Après avoir fait l’impasse dans son document politique, publié en février 2024, sur son opposition à la monarchie héréditaire au Maroc, Al Adl wal Ihsane opère un retour à la ligne tracée par son fondateur, Cheikh Abdeslam Yassine. «Le pouvoir héréditaire ne peut constituer une base à une solution globale parce qu’il contrevient à la volonté populaire», a affirmé dans des déclarations à la presse Omar Amkassou, membre du conseil de la guidance d’AWI.
Pour appuyer ses dires, ce haut cadre d’AWI a dressé un réquisitoire contre les régimes monarchiques ayant gouverné dans les pays islamiques. «Ils se sont accaparé le pouvoir et la richesse et ont pratiqué toutes les formes d’injustice contre leur peuple», a-t-il estimé. Amkassou a ponctué ses déclarations par des rappels des positions de l’«imam» (Abdeslam Yassine) sur le même sujet.
AWI souffle le chaud et le froid
«La position exprimée par Omar Amkassou sur la question du pouvoir héréditaire est un message adressé à l’État, après celui de la feuille de route de février 2024», note dans des déclarations à Yabiladi Driss Ganbouri, spécialiste des groupes islamistes.
«Par ce retour aux sources, Al Adl wal Ihsane tente de lever la barre de ses revendications un peu plus haut, un an après avoir fait l’impasse sur le sujet. C’est une tactique destinée à amener l’État à dialoguer avec ses représentants. Les mouvements d’opposition, qu’ils soient de gauche ou islamistes, empruntent tous cette voie afin d’arracher quelques concessions», a analysé l’auteur du livre «La réforme religieuse et l’occidentalisation de l’islam».
«La Jamaa est dans l’opposition depuis cinq décennies. Elle ne peut occuper éternellement ce poste. Toute force politique a pour objectif de s’accaparer le pouvoir ou du moins de le partager. Al Adl wal Ihsane ne fait pas exception, même si au Maroc, le PJD d’Abdelilah Benkirane reste l’interlocuteur islamiste idéal pour l’État», a-t-il souligné.

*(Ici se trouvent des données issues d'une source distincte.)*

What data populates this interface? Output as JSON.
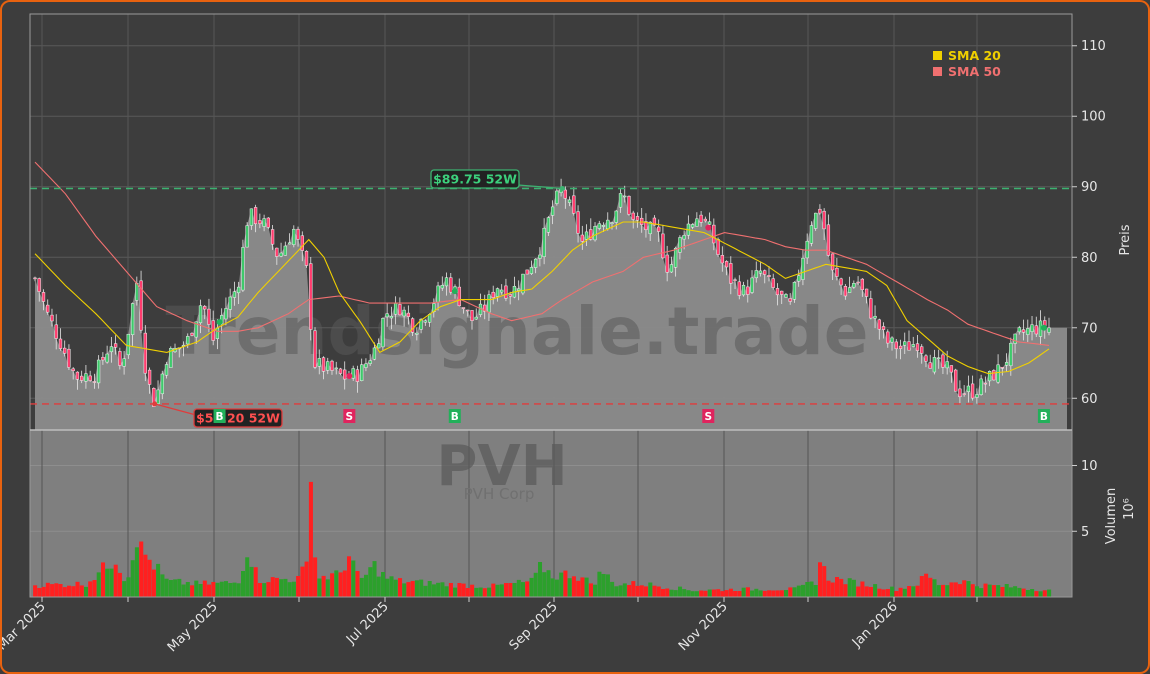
{
  "chart_data": {
    "type": "candlestick",
    "watermark": {
      "site": "Trendsignale.trade",
      "ticker": "PVH",
      "company": "PVH Corp"
    },
    "price_axis": {
      "label": "Preis",
      "ticks": [
        60,
        70,
        80,
        90,
        100,
        110
      ],
      "range": [
        55.5,
        114.5
      ]
    },
    "volume_axis": {
      "label": "Volumen",
      "exponent_label": "10⁶",
      "ticks": [
        5,
        10
      ],
      "range": [
        0,
        12.7
      ]
    },
    "x_ticks": [
      "Mar 2025",
      "May 2025",
      "Jul 2025",
      "Sep 2025",
      "Nov 2025",
      "Jan 2026"
    ],
    "legend": [
      {
        "label": "SMA 20",
        "color": "#f0d000"
      },
      {
        "label": "SMA 50",
        "color": "#f07070"
      }
    ],
    "colors": {
      "up": "#2ca02c",
      "down": "#ff2020",
      "sma20": "#f0d000",
      "sma50": "#f07070",
      "high_line": "#3cb371",
      "low_line": "#e03c3c"
    },
    "high_52w": {
      "label": "$89.75 52W",
      "value": 89.75
    },
    "low_52w": {
      "label": "$59.20 52W",
      "value": 59.2
    },
    "signals": [
      {
        "type": "B",
        "position": 0.182
      },
      {
        "type": "S",
        "position": 0.31
      },
      {
        "type": "B",
        "position": 0.414
      },
      {
        "type": "S",
        "position": 0.664
      },
      {
        "type": "B",
        "position": 0.995
      }
    ],
    "price_keyframes": [
      [
        0.0,
        77
      ],
      [
        0.012,
        72
      ],
      [
        0.025,
        68
      ],
      [
        0.04,
        63
      ],
      [
        0.06,
        63.5
      ],
      [
        0.075,
        68
      ],
      [
        0.085,
        64
      ],
      [
        0.095,
        72
      ],
      [
        0.1,
        77
      ],
      [
        0.11,
        63
      ],
      [
        0.118,
        59.2
      ],
      [
        0.13,
        66
      ],
      [
        0.15,
        68
      ],
      [
        0.165,
        74
      ],
      [
        0.175,
        68
      ],
      [
        0.185,
        72
      ],
      [
        0.2,
        76
      ],
      [
        0.21,
        86
      ],
      [
        0.225,
        85
      ],
      [
        0.24,
        80
      ],
      [
        0.255,
        84
      ],
      [
        0.268,
        78
      ],
      [
        0.275,
        65
      ],
      [
        0.29,
        64
      ],
      [
        0.305,
        63
      ],
      [
        0.32,
        63.5
      ],
      [
        0.335,
        67
      ],
      [
        0.345,
        72
      ],
      [
        0.36,
        73
      ],
      [
        0.375,
        70
      ],
      [
        0.39,
        73
      ],
      [
        0.405,
        77
      ],
      [
        0.415,
        75
      ],
      [
        0.43,
        71
      ],
      [
        0.445,
        73
      ],
      [
        0.455,
        76
      ],
      [
        0.47,
        75
      ],
      [
        0.485,
        78
      ],
      [
        0.5,
        82
      ],
      [
        0.51,
        87
      ],
      [
        0.52,
        89.75
      ],
      [
        0.53,
        86
      ],
      [
        0.54,
        82
      ],
      [
        0.555,
        85
      ],
      [
        0.57,
        86
      ],
      [
        0.58,
        89
      ],
      [
        0.59,
        85
      ],
      [
        0.605,
        84
      ],
      [
        0.615,
        83
      ],
      [
        0.625,
        78
      ],
      [
        0.64,
        84
      ],
      [
        0.655,
        86
      ],
      [
        0.665,
        84
      ],
      [
        0.675,
        80
      ],
      [
        0.685,
        77
      ],
      [
        0.7,
        75
      ],
      [
        0.715,
        78
      ],
      [
        0.73,
        75
      ],
      [
        0.745,
        73
      ],
      [
        0.755,
        79
      ],
      [
        0.765,
        85
      ],
      [
        0.775,
        87
      ],
      [
        0.785,
        78
      ],
      [
        0.8,
        75
      ],
      [
        0.81,
        77
      ],
      [
        0.825,
        72
      ],
      [
        0.84,
        68
      ],
      [
        0.855,
        67
      ],
      [
        0.87,
        68
      ],
      [
        0.885,
        65
      ],
      [
        0.9,
        64
      ],
      [
        0.91,
        61
      ],
      [
        0.925,
        61
      ],
      [
        0.935,
        62
      ],
      [
        0.95,
        64
      ],
      [
        0.96,
        66
      ],
      [
        0.97,
        69
      ],
      [
        0.985,
        70
      ],
      [
        1.0,
        70
      ]
    ],
    "sma20_keyframes": [
      [
        0.0,
        80.5
      ],
      [
        0.03,
        76
      ],
      [
        0.06,
        72
      ],
      [
        0.09,
        67.5
      ],
      [
        0.11,
        67
      ],
      [
        0.13,
        66.5
      ],
      [
        0.16,
        68
      ],
      [
        0.18,
        70
      ],
      [
        0.2,
        71.5
      ],
      [
        0.22,
        75
      ],
      [
        0.24,
        78
      ],
      [
        0.26,
        81
      ],
      [
        0.27,
        82.5
      ],
      [
        0.285,
        80
      ],
      [
        0.3,
        75
      ],
      [
        0.32,
        71
      ],
      [
        0.34,
        66.5
      ],
      [
        0.36,
        68
      ],
      [
        0.38,
        71
      ],
      [
        0.4,
        73
      ],
      [
        0.42,
        74
      ],
      [
        0.45,
        74
      ],
      [
        0.47,
        75
      ],
      [
        0.49,
        75.5
      ],
      [
        0.51,
        78
      ],
      [
        0.53,
        81
      ],
      [
        0.55,
        83
      ],
      [
        0.58,
        85
      ],
      [
        0.6,
        85
      ],
      [
        0.62,
        84.5
      ],
      [
        0.64,
        84
      ],
      [
        0.66,
        83.5
      ],
      [
        0.68,
        82
      ],
      [
        0.7,
        80.5
      ],
      [
        0.72,
        79
      ],
      [
        0.74,
        77
      ],
      [
        0.76,
        78
      ],
      [
        0.78,
        79
      ],
      [
        0.8,
        78.5
      ],
      [
        0.82,
        78
      ],
      [
        0.84,
        76
      ],
      [
        0.86,
        71
      ],
      [
        0.88,
        68.5
      ],
      [
        0.9,
        66
      ],
      [
        0.92,
        64.5
      ],
      [
        0.94,
        63.5
      ],
      [
        0.96,
        63.8
      ],
      [
        0.98,
        65
      ],
      [
        1.0,
        67
      ]
    ],
    "sma50_keyframes": [
      [
        0.0,
        93.5
      ],
      [
        0.03,
        89
      ],
      [
        0.06,
        83
      ],
      [
        0.09,
        78
      ],
      [
        0.12,
        73
      ],
      [
        0.15,
        71
      ],
      [
        0.18,
        69.5
      ],
      [
        0.2,
        69.5
      ],
      [
        0.22,
        70
      ],
      [
        0.25,
        72
      ],
      [
        0.27,
        74
      ],
      [
        0.3,
        74.5
      ],
      [
        0.33,
        73.5
      ],
      [
        0.36,
        73.5
      ],
      [
        0.39,
        73.5
      ],
      [
        0.42,
        74
      ],
      [
        0.45,
        72
      ],
      [
        0.47,
        71
      ],
      [
        0.5,
        72
      ],
      [
        0.52,
        74
      ],
      [
        0.55,
        76.5
      ],
      [
        0.58,
        78
      ],
      [
        0.6,
        80
      ],
      [
        0.63,
        81
      ],
      [
        0.66,
        82.5
      ],
      [
        0.68,
        83.5
      ],
      [
        0.7,
        83
      ],
      [
        0.72,
        82.5
      ],
      [
        0.74,
        81.5
      ],
      [
        0.76,
        81
      ],
      [
        0.78,
        81
      ],
      [
        0.8,
        80
      ],
      [
        0.82,
        79
      ],
      [
        0.85,
        76.5
      ],
      [
        0.88,
        74
      ],
      [
        0.9,
        72.5
      ],
      [
        0.92,
        70.5
      ],
      [
        0.95,
        69
      ],
      [
        0.97,
        68
      ],
      [
        1.0,
        67.5
      ]
    ],
    "volume_keyframes": [
      [
        0.0,
        0.9
      ],
      [
        0.05,
        1.0
      ],
      [
        0.08,
        3.0
      ],
      [
        0.09,
        1.0
      ],
      [
        0.095,
        2.6
      ],
      [
        0.098,
        5.0
      ],
      [
        0.105,
        3.5
      ],
      [
        0.12,
        2.2
      ],
      [
        0.13,
        1.2
      ],
      [
        0.16,
        1.0
      ],
      [
        0.2,
        1.1
      ],
      [
        0.21,
        3.8
      ],
      [
        0.22,
        1.3
      ],
      [
        0.26,
        1.4
      ],
      [
        0.27,
        2.8
      ],
      [
        0.272,
        11.8
      ],
      [
        0.275,
        3.5
      ],
      [
        0.28,
        1.5
      ],
      [
        0.3,
        1.7
      ],
      [
        0.31,
        3.2
      ],
      [
        0.32,
        1.2
      ],
      [
        0.335,
        2.4
      ],
      [
        0.345,
        1.5
      ],
      [
        0.36,
        1.2
      ],
      [
        0.4,
        1.0
      ],
      [
        0.45,
        0.8
      ],
      [
        0.49,
        1.2
      ],
      [
        0.5,
        2.4
      ],
      [
        0.51,
        1.6
      ],
      [
        0.53,
        1.8
      ],
      [
        0.55,
        1.0
      ],
      [
        0.56,
        2.0
      ],
      [
        0.57,
        1.0
      ],
      [
        0.6,
        1.0
      ],
      [
        0.65,
        0.5
      ],
      [
        0.7,
        0.6
      ],
      [
        0.75,
        0.6
      ],
      [
        0.77,
        1.2
      ],
      [
        0.775,
        3.0
      ],
      [
        0.78,
        1.5
      ],
      [
        0.8,
        1.2
      ],
      [
        0.85,
        0.6
      ],
      [
        0.87,
        1.0
      ],
      [
        0.88,
        1.7
      ],
      [
        0.89,
        1.0
      ],
      [
        0.9,
        1.0
      ],
      [
        0.91,
        1.3
      ],
      [
        0.93,
        0.9
      ],
      [
        0.96,
        0.8
      ],
      [
        1.0,
        0.5
      ]
    ]
  }
}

Si la Jamaa est revenue à son opposition traditionnelle au pouvoir monarchique héréditaire, elle s’est faite le grand avocat de la défense de l’intégrité territoriale du Maroc. «C’est une ligne rouge qui ne peut faire l’objet de négociation», a martelé Omar Amkassou. «Cette déclaration est un autre message du mouvement adressé à l’État. Les islamistes, au même titre que les autres forces politiques, ont toujours soufflé le chaud et le froid sur certains sujets, et ce à des fins politiques», précise Driss El Ganbouri.
En témoignent les déclarations du vice-secrétaire général, porte-parole de la Jamaa, Fathallah Arsalane, faites le même jour, sur la réforme du code de la famille. «Nous n’avons pas d’objection sur les conventions internationales relatives à la famille à condition qu’elles ne contreviennent pas aux fondements» religieux, a annoncé le n°2 d’AWI. Il s’est dit en faveur du principe de l’«Ijtihad».
Le 24 décembre 2024, lors de la séance de travail consacrée à la question de la révision du Code de la famille, le roi Mohammed VI a appelé «le Conseil supérieur des Oulémas à poursuivre la réflexion et à adopter l’Ijtihad constructif sur la question de la famille».